Roasted Butternut Squash Pasta with Brown Butter and Rosemary


  • Author: Deborah
  • Prep Time: 15 mins
  • Cook Time: 40 mins
  • Total Time: 55 mins
  • Yield: 4 servings 1x

Description

This vegetarian Roasted Butternut Squash Pasta with Brown Butter and Rosemary is made for fall! It is filled with roasted butternut squash, pasta and brown butter, and is a great cold night dinner idea!


Scale

Ingredients

  • 1 (1 1/2 lb) butternut squash, peeled, seeded and cut into 1/2” cubes
  • 1/2 cup chopped onion
  • 2 tablespoons extra virgin olive oil
  • 1 tablespoon chopped fresh rosemary
  • salt and pepper
  • 8 oz short cut pasta
  • 4 tablespoons butter
  • 1 teaspoon fresh lemon juice
  • 1/2 cup grated Parmesan cheese, divided
  • 3 tablespoons toasted pine nuts, walnuts,or a combination of both

Instructions

  1. Preheat the oven to 400ºF. In a large bowl, combine the cubed squash, onion, olive oil and rosemary.

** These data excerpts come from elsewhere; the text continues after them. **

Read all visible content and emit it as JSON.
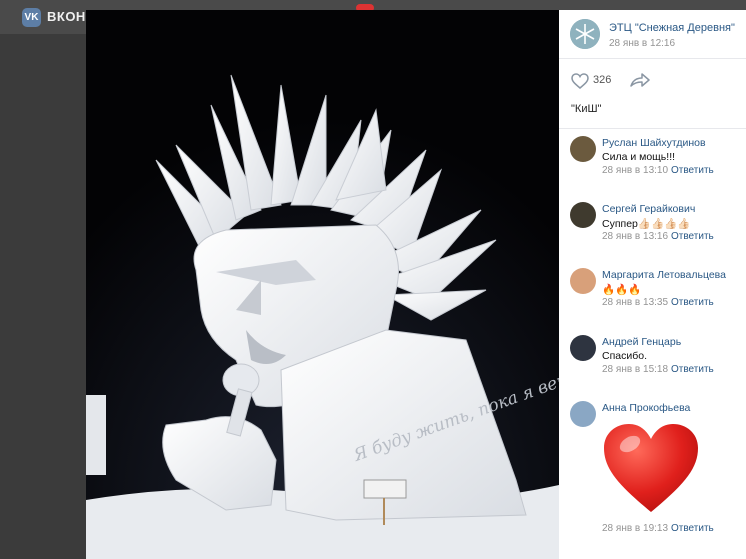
{
  "header": {
    "brand": "ВКОНТ",
    "logo_text": "VK"
  },
  "post": {
    "group_name": "ЭТЦ \"Снежная Деревня\"",
    "date": "28 янв в 12:16",
    "likes": "326",
    "caption": "\"КиШ\""
  },
  "comments": [
    {
      "name": "Руслан Шайхутдинов",
      "text": "Сила и мощь!!!",
      "date": "28 янв в 13:10",
      "reply": "Ответить"
    },
    {
      "name": "Сергей Герайкович",
      "text": "Суппер👍🏻👍🏻👍🏻👍🏻",
      "date": "28 янв в 13:16",
      "reply": "Ответить"
    },
    {
      "name": "Маргарита Летовальцева",
      "text": "🔥🔥🔥",
      "date": "28 янв в 13:35",
      "reply": "Ответить"
    },
    {
      "name": "Андрей Генцарь",
      "text": "Спасибо.",
      "date": "28 янв в 15:18",
      "reply": "Ответить"
    },
    {
      "name": "Анна Прокофьева",
      "text": "",
      "date": "28 янв в 19:13",
      "reply": "Ответить"
    }
  ],
  "photo": {
    "sculpture_text": "Я буду жить, пока я вечно"
  },
  "colors": {
    "link": "#2a5885",
    "muted": "#939393",
    "heart": "#e0201c"
  }
}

Season with salt and pepper and toss to combine. Pour out onto a baking sheet in one layer and roast for 30-40 minutes, or until roasted and tender, stirring once halfway through.
  2. When the squash is almost done, bring a large pot of salted water to a boil. Add the pasta and cook until al dente. Drain and return to the pot.
  3. While the pasta is cooking, place the butter in a small pan over medium-low heat. Melt the butter, stirring occasionally, until it it turns golden brown, about 7 minutes. Stir in the lemon juice. (The butter may foam up and pop so stand back when adding the lemon juice.)
  4. Stir the butter and 1/3 cup of the Parmesan into with the pasta. Add the butternut squash and stir to combine.
  5. Serve topped with the remaining Parmesan and the nuts.